As previously stated, much of the world is embracing digital and online technologies, and most still require an internet connection to operate. One of these is cryptocurrency which uses a decentralized network to host data and requires an internet connection to perform and confirm its transactions.
The offline payments technology aims to address rural areas, but the people and businesses in these places could be using old devices and cards which do not have the features to run offline digital payments. Without the proper equipment, the change would be unviable.
Another disadvantage to offline digital payments is the cap on the amount that can be exchanged. Only small amounts of money can be transferred using offline digital payments. On one end, this is a security feature that helps protect users, but on the other, it may prevent them from making more expensive purchases. Monthly payments like those for life insurance can be hundreds of dollars which can be more than what is allowed and could cause users to miss crucial payment windows.
Offline digital payments also have lower security. Transactions require digital means, which can become outdated and vulnerable to flaws that would have been addressed with updates. One more security concern around these transactions is that they cannot run two-factor authentication, which could protect users whose credentials have been compromised.
There is a final concern. Payment systems and banks are not obligated to provide or invest in these frameworks, so they may never be established. If this is the case, then users and citizens of the area would be unable to take advantage of this innovative transaction option.
Are offline digital payments necessary?
Offline digital payments may feel frivolous when an internet connection is at your fingertips. However, many parts of the world still do not have reliable links to the world wide web. Even in these areas, the digital world is making its way in, and people must be able to interact and navigate these changes. This payment option is just one way to begin to bridge this gap.

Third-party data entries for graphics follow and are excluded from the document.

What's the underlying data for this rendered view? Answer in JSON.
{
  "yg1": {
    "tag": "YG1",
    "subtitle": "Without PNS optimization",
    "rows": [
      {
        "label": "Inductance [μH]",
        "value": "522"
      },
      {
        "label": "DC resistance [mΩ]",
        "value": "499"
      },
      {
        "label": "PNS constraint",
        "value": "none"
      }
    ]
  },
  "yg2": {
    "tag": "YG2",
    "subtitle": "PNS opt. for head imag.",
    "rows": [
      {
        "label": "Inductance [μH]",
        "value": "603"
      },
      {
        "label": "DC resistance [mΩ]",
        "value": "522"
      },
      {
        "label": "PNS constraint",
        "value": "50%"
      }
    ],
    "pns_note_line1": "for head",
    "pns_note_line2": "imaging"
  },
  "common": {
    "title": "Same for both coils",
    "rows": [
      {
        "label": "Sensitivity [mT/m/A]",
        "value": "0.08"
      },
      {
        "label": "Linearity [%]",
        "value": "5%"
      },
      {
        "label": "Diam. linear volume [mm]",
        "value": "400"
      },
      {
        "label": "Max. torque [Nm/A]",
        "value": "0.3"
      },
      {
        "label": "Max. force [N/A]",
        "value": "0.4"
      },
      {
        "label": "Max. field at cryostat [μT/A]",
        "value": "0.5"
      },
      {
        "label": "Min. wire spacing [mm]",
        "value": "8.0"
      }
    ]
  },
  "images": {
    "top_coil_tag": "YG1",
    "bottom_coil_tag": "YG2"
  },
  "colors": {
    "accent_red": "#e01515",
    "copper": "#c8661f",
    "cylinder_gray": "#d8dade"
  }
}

Areas that do not have to fret about no or low-quality connection are still at risk for outages. These disruptions can happen for several reasons, like power outages, cyberattacks, system overloads, and more. In these instances, it can feel like business grinds to a halt. With cash on the decline, sales will be lost if the merchant cannot run transactions. Offline digital payments provide an answer for these situations.
Offline digital payments are one of the many emerging trends for 2022. In fact, Apple recently announced that it will deploy NFC capabilities on iPhones, a key component for offline digital exchanges. That said, the technology is still in its infancy, and there is a lot of room for growth and change to improve these types of transactions.
As the feature evolves, so will its advantages and disadvantages. It is crucial to review the pros and cons periodically to understand how the technology is expanding and its impact on the world. Currently, it presents a solution for downed networks and digital options for areas with a poor-quality internet connection.